Lewy-Bertaut worked as a chemical engineer between 1941 and 1943 to enhance the durability of bicycle brakes crafted from agglomerated cork. To elude police inspections and evade mandatory labor service, he went to Paris, where he collaborated with Marcel Mathieu at the Laboratoire Central des Poudres. Subsequently, he partnered with Emmanuel Grison, who tutored him in the utilization of the International Tables for Crystallography. Regrettably, a bicycle registration check by the police led to his summons to the Paris Prefecture. Lewy-Bertaut moved to Grenoble in the Italian-occupied zone to meet Louis Néel, who was temporarily withdrawn from the University of Strasbourg and has founded the Laboratoire d'Electrostatique et de Physique du Métal (LEPM, now Institut Néel) in 1946, which was the first CNRS laboratory outside the Paris region. Lewy-Bertaut also took over Erwin Lewy's qualifications in 1946 and obtained a research grant from the CNRS under his wartime identity, "Félix Bertaut". Lewy-Bertaut eventually finished his thesis under Louis Néel in 1953 and André Guinier was also an examiner. His thesis involves X-ray diffraction studies of powder granulometry, which later became known as the Bertaut-Warren-Averbach method. Immediately after his thesis, Lewy-Bertaut started establishing his group at the LEPM that formed the basis of the X-ray department to carry out research in cristallography, along with Francis Forrat and Professor René Pauthenet, distinguished themselves with their work on garnet ferrites, from which the theory of antiferromagnetism and ferrimagnetism was built up.

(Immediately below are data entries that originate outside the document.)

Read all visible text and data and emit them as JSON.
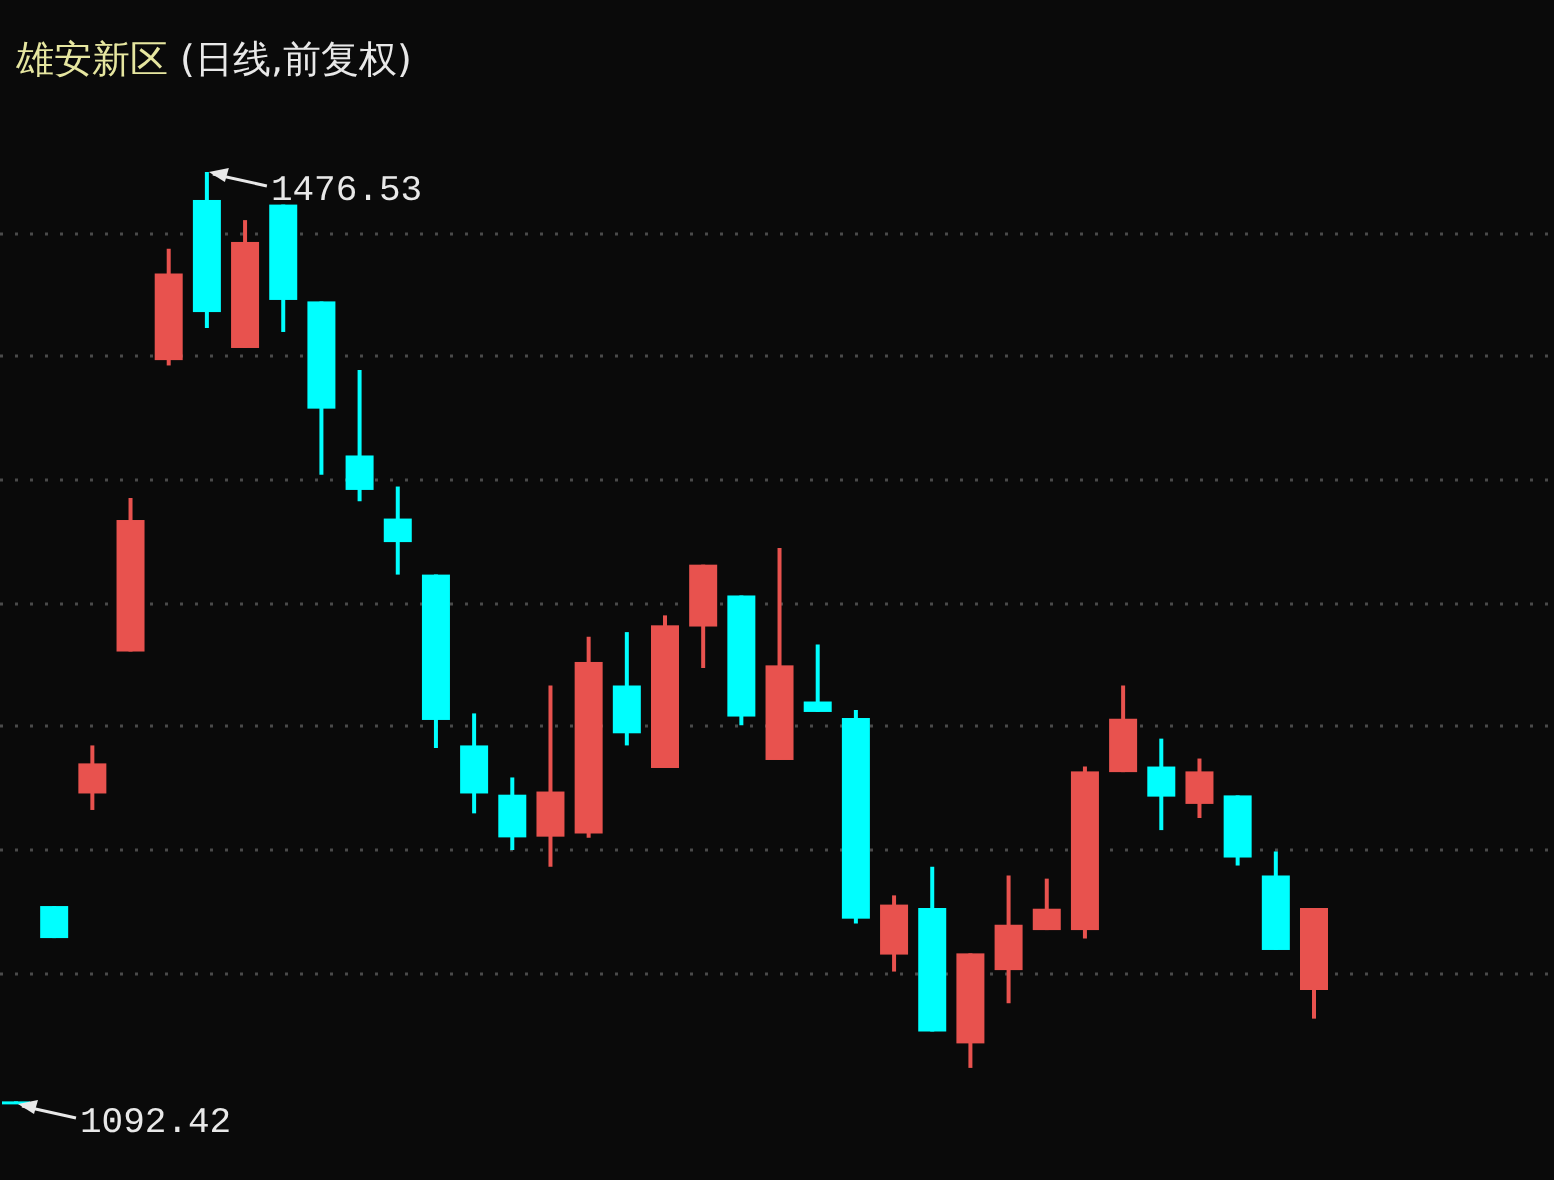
{
  "chart_data": {
    "type": "candlestick",
    "title": "雄安新区 (日线,前复权)",
    "categories": [
      null,
      null,
      null,
      null,
      null,
      null,
      null,
      null,
      null,
      null,
      null,
      null,
      null,
      null,
      null,
      null,
      null,
      null,
      null,
      null,
      null,
      null,
      null,
      null,
      null,
      null,
      null,
      null,
      null,
      null,
      null,
      null,
      null,
      null,
      null
    ],
    "ohlc": [
      [
        1093.5,
        1093.5,
        1092.42,
        1092.42
      ],
      [
        1174.0,
        1174.0,
        1160.8,
        1160.8
      ],
      [
        1220.4,
        1240.2,
        1213.6,
        1232.8
      ],
      [
        1278.9,
        1342.2,
        1278.9,
        1333.1
      ],
      [
        1399.0,
        1444.9,
        1396.8,
        1434.7
      ],
      [
        1465.0,
        1476.53,
        1412.2,
        1418.8
      ],
      [
        1404.0,
        1456.7,
        1404.0,
        1447.7
      ],
      [
        1463.1,
        1463.1,
        1410.6,
        1423.8
      ],
      [
        1423.2,
        1423.2,
        1351.8,
        1379.0
      ],
      [
        1359.7,
        1394.9,
        1340.8,
        1345.5
      ],
      [
        1333.7,
        1346.9,
        1310.6,
        1324.0
      ],
      [
        1310.6,
        1310.6,
        1239.1,
        1250.7
      ],
      [
        1240.2,
        1253.4,
        1212.2,
        1220.4
      ],
      [
        1219.9,
        1227.0,
        1197.1,
        1202.3
      ],
      [
        1202.6,
        1264.9,
        1190.2,
        1221.2
      ],
      [
        1203.9,
        1285.0,
        1202.1,
        1274.6
      ],
      [
        1264.9,
        1286.9,
        1240.2,
        1245.2
      ],
      [
        1230.9,
        1293.8,
        1230.9,
        1289.7
      ],
      [
        1289.2,
        1314.7,
        1272.1,
        1314.7
      ],
      [
        1302.0,
        1302.0,
        1248.5,
        1252.1
      ],
      [
        1234.2,
        1321.6,
        1234.2,
        1273.2
      ],
      [
        1258.3,
        1281.8,
        1254.0,
        1254.0
      ],
      [
        1251.5,
        1254.8,
        1166.8,
        1168.8
      ],
      [
        1154.0,
        1178.4,
        1147.0,
        1174.6
      ],
      [
        1173.2,
        1190.2,
        1122.3,
        1122.3
      ],
      [
        1117.4,
        1154.5,
        1107.3,
        1154.5
      ],
      [
        1147.6,
        1186.6,
        1133.9,
        1166.3
      ],
      [
        1164.1,
        1185.3,
        1164.1,
        1172.9
      ],
      [
        1164.1,
        1231.5,
        1160.6,
        1229.5
      ],
      [
        1229.2,
        1264.9,
        1229.2,
        1251.2
      ],
      [
        1231.5,
        1243.0,
        1205.3,
        1219.1
      ],
      [
        1216.1,
        1234.8,
        1210.3,
        1229.5
      ],
      [
        1219.6,
        1219.6,
        1190.7,
        1194.0
      ],
      [
        1186.6,
        1196.5,
        1155.9,
        1155.9
      ],
      [
        1139.4,
        1173.2,
        1127.6,
        1173.2
      ]
    ],
    "colors": [
      "#00ffff",
      "#00ffff",
      "#e8524e",
      "#e8524e",
      "#e8524e",
      "#00ffff",
      "#e8524e",
      "#00ffff",
      "#00ffff",
      "#00ffff",
      "#00ffff",
      "#00ffff",
      "#00ffff",
      "#00ffff",
      "#e8524e",
      "#e8524e",
      "#00ffff",
      "#e8524e",
      "#e8524e",
      "#00ffff",
      "#e8524e",
      "#00ffff",
      "#00ffff",
      "#e8524e",
      "#00ffff",
      "#e8524e",
      "#e8524e",
      "#e8524e",
      "#e8524e",
      "#e8524e",
      "#00ffff",
      "#e8524e",
      "#00ffff",
      "#00ffff",
      "#e8524e"
    ],
    "yticks": [
      {
        "value": 1451.0,
        "label": null
      },
      {
        "value": 1400.7,
        "label": null
      },
      {
        "value": 1349.6,
        "label": null
      },
      {
        "value": 1298.5,
        "label": null
      },
      {
        "value": 1248.2,
        "label": null
      },
      {
        "value": 1197.1,
        "label": null
      },
      {
        "value": 1146.0,
        "label": null
      }
    ],
    "grid": "y",
    "annotations": [
      "1476.53",
      "1092.42"
    ]
  }
}
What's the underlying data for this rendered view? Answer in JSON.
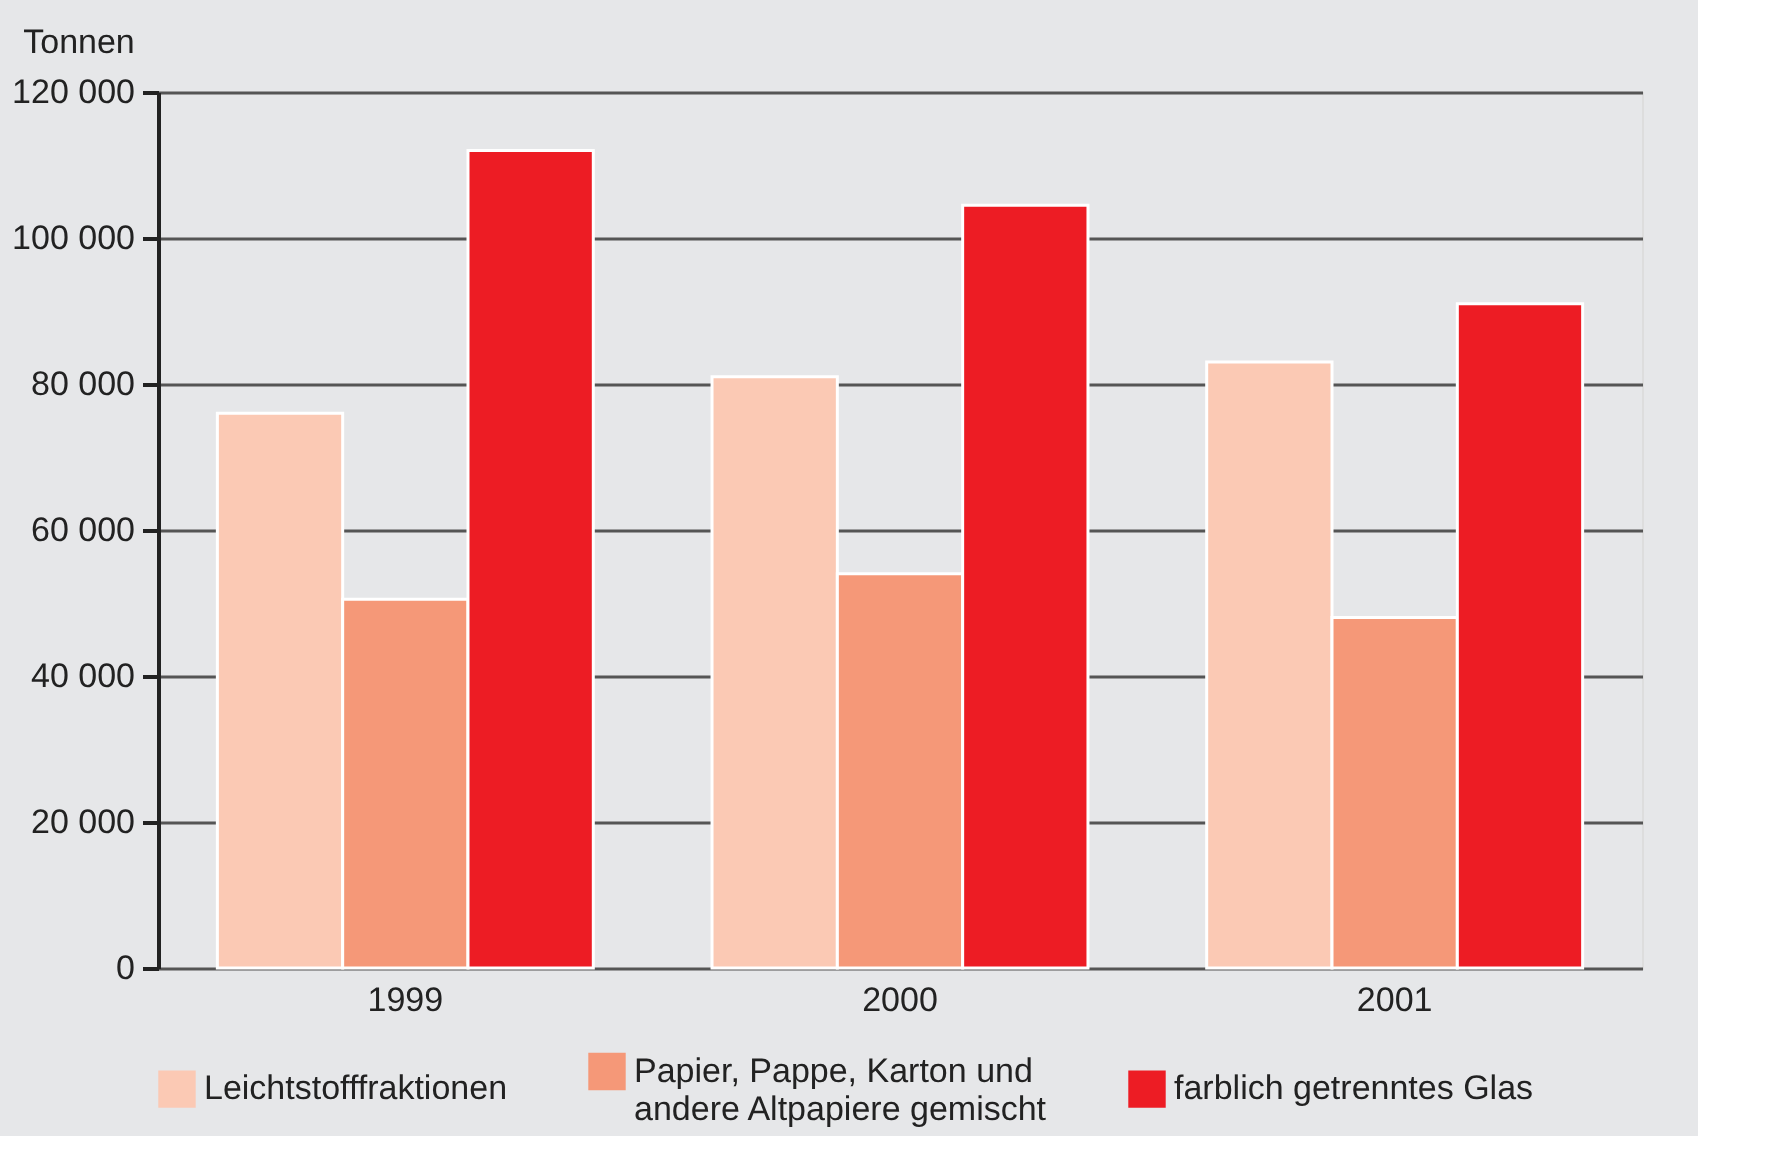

In 1949, Lewy-Bertaut read a one-page publication by Clifford G. Shull and J. Samuel Smart, which recovered the magnetic structure of MnO from neutron diffraction and validated Louis Néel's work on antiferromagnetism. In 1953, Lewy-Bertaut secured a Fulbright grant to visit Raymond Pepinski's laboratory at State College, Pennsylvania and accessed the neutron diffraction facilities at the Brookhaven National Laboratory, where he acquainted himself with neutron experiments under the guidance of Lester Corliss and Julius Hastings. Upon returning to Grenoble, Lewy-Bertaut was placed in charge of the development of the military facility Polygone d'Artillerie (now Polygone Scientifique) into a neutron research center, which later became the Institut Laue-Langevin, an international research facility collaboratively funded by the French and German governmental agencies. Lewy-Bertaut was CNRS research director in 1956 and the scientific director of CNRS in 1961.

== Research ==
Lewy-Bertaut made an enormous contributions to magnetic and neutron crystallography, including the use of group theory in describing magnetic structures. When the International Union of Crystallography (IUCr) decided to finalize the volume on the symmetry of space groups in the International Tables of Crystallography, he was a member of the ad hoc committee and contributed in particular to the definition of magnetic groups. He used the symmetry of crystals to propose all possible magnetic structures. This "Bertaut method" was very useful for complex structures. Lewy-Bertaut also developed what is known as structure factor algebra and solved the structure of complex compounds such as the non-stoichiometric pyrrhotite.

== Honors and distinctions ==
Lewy-Bertaut was a member of the IUCr executive committee between 1975 and 1981. He was co-founder of its "Neutron Diffraction" commission and co-founder and chairman of its "International Tables" and "Charge, Spin and Momentum Density" commissions. He was the IUCr representative on the Solid State Commission of the International Union of Pure and Applied Physics (IUPAP) between 1966 and 1972 and was secretary and then chairman of the Solid State Physics Section. He was editor or co-editor of numerous scientific journals. From 1958 to 1982, he was scientific advisor to various institutes, including the Commissariat à l'Energie Atomique (CEA), CNRS, ILL, and the Max Planck Institute for Metal Research in Stuttgart.

Lewy-Bertaut received the CNRS Silver Medal in 1959. He received the Knight of the Legion of Honour and Commander of the National Order of Merit. In 1979, Lewy-Bertaut was elected a full member of the Académie des Sciences. In 1986, Lewy-Bertaut received the Gregori Aminoff Prize from the Royal Swedish Academy of Sciences.